Many of the problems are in the non-limestone areas where rainfall is often high, soil conditions are poor, drains block easily, and landslides happen frequently.

With such a great mileage of secondary and tertiary roads, we need a cheaper solution than asphaltic concrete surfacing. A double-surface dressing costs about half of what an asphaltic concrete surface costs and one-tenth of a concrete surface.

Clearly, concrete surfacing is out of the question for these roads.

There is a system available (micro-surfacing) using premixed materials, which produces a much better quality and a more durable 'spray and chip' solution but more costly than traditional spray and chip. This needs to be pursued more vigorously.

As traffic increases and drainage and other conditions demand, it is logical to resurface sections of secondary roads with asphaltic concrete as has been done on Widcombe Road, and recently, on the Gordon Town Road.
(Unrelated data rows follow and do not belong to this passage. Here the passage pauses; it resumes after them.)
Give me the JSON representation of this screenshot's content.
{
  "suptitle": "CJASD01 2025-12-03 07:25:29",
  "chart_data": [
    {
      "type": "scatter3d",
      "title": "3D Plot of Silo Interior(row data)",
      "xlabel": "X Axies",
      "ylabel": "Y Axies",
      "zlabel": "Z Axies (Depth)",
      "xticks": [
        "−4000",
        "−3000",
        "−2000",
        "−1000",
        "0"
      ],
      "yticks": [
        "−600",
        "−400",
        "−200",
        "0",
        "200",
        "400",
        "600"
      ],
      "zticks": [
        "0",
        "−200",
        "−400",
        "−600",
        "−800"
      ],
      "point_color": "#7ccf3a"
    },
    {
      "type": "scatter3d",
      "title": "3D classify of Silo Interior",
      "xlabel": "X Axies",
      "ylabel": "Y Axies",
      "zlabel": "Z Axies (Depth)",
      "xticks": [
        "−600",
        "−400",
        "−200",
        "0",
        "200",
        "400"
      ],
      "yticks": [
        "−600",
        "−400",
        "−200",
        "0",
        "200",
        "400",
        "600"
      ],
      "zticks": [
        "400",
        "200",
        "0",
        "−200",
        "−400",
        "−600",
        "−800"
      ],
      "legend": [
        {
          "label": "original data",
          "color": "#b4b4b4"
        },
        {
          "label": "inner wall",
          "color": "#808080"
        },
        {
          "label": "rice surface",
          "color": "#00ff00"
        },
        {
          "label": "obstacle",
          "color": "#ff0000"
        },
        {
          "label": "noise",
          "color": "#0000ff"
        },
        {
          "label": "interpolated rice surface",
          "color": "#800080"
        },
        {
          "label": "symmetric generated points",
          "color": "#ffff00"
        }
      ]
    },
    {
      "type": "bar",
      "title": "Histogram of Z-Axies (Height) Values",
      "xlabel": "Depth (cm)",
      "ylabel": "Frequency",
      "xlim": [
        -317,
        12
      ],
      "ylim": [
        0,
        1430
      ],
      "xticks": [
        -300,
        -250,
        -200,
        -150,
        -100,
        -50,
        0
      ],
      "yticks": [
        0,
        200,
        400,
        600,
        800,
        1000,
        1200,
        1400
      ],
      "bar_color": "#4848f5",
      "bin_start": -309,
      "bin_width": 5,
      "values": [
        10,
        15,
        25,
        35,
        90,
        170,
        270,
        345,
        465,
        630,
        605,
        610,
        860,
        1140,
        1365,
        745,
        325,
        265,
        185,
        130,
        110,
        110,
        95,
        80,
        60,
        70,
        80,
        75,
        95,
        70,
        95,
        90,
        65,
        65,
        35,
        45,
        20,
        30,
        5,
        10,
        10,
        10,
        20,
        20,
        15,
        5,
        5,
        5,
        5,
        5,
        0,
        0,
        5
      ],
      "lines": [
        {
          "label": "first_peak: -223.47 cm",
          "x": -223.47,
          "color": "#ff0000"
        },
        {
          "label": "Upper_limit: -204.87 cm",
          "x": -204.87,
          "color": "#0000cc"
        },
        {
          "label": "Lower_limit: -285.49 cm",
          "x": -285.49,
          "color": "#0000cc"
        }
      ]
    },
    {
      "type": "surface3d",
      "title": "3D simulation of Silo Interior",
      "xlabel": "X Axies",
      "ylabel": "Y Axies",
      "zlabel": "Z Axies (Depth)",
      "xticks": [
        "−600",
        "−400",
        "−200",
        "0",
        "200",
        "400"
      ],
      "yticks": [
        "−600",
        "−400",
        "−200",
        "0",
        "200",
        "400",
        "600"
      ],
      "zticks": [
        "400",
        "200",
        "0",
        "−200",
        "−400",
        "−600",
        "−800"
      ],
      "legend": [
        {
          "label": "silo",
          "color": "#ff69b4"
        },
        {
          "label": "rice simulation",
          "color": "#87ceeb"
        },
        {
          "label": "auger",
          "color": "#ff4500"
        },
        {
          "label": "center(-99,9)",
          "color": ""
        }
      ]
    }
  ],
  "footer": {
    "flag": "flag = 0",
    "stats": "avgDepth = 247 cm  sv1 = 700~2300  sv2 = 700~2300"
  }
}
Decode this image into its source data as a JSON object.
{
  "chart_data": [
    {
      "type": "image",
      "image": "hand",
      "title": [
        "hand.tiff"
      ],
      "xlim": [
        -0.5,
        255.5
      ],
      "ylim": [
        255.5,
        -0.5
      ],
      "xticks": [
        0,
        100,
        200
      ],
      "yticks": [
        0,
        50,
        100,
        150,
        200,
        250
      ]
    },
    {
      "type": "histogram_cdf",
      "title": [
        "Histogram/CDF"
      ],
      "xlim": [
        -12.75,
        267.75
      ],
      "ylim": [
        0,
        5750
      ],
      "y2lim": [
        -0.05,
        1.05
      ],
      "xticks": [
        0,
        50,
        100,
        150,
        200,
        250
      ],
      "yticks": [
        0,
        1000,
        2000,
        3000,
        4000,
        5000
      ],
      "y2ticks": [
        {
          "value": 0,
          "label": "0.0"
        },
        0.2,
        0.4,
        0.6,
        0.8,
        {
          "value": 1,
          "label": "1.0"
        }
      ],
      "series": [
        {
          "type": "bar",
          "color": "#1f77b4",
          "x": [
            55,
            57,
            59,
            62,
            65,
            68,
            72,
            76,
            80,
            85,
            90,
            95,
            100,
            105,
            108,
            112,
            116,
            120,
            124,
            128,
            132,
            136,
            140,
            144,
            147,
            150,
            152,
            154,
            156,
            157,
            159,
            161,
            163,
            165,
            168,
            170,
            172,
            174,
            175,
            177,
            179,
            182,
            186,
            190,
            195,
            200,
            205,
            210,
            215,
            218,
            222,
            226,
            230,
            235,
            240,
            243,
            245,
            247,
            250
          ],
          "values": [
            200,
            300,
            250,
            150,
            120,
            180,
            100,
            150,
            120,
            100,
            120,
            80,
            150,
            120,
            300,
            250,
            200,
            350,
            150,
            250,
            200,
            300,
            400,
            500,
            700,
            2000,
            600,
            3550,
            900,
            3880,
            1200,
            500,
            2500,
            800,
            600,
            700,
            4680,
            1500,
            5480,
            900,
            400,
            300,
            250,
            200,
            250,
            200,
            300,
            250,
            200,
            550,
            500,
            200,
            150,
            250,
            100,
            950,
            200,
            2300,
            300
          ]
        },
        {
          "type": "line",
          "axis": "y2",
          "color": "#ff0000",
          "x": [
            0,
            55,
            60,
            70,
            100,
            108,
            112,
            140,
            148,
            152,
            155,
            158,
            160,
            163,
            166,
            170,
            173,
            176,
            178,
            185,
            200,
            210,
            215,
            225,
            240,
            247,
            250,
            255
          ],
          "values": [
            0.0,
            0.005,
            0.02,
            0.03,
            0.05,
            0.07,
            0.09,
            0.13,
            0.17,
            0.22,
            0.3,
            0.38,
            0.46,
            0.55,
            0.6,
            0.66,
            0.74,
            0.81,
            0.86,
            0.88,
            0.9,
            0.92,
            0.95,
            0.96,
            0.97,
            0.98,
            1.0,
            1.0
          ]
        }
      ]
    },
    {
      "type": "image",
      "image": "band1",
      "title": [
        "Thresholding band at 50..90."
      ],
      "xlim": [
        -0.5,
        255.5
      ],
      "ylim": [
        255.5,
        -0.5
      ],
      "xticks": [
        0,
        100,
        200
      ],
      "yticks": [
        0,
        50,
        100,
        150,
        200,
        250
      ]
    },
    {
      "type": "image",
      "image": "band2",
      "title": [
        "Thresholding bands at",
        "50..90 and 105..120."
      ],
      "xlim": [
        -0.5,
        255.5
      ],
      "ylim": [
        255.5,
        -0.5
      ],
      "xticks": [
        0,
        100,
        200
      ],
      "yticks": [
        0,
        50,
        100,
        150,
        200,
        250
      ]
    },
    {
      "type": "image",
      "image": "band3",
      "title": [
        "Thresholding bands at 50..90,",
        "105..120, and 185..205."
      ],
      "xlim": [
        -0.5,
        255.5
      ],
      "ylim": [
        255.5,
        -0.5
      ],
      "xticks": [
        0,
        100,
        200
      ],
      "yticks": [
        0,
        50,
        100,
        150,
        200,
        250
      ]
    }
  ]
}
Compare, for example, repaving Widcombe Road or Gordon Town Road with 40 millimetres of asphaltic concrete or a 200-milometer thick unreinforced concrete surface on the existing base. The former is about $1,400 per square yard as against concrete at $6,500 per square yard. You can immediately see the price difference.

There are no concrete paving and finishing machines in Jamaica. To remedy this would require both substantial capital and a guarantee of work to justify the investment. Hand-placing/finishing is OK for the short length in Fern Gully but not for a highway.

Further, asphalt roads are very much easier and cheaper to repair than concrete roads.

- John Allgrove worked at the PWD from 1962-1969 in the capacity of executive engineer and later as senior executive engineer, chief engineer, director of technical services, and deputy general manager at the UDC, and at Wallace Evans Consulting Engineers from 1991-2011 as director and managing director.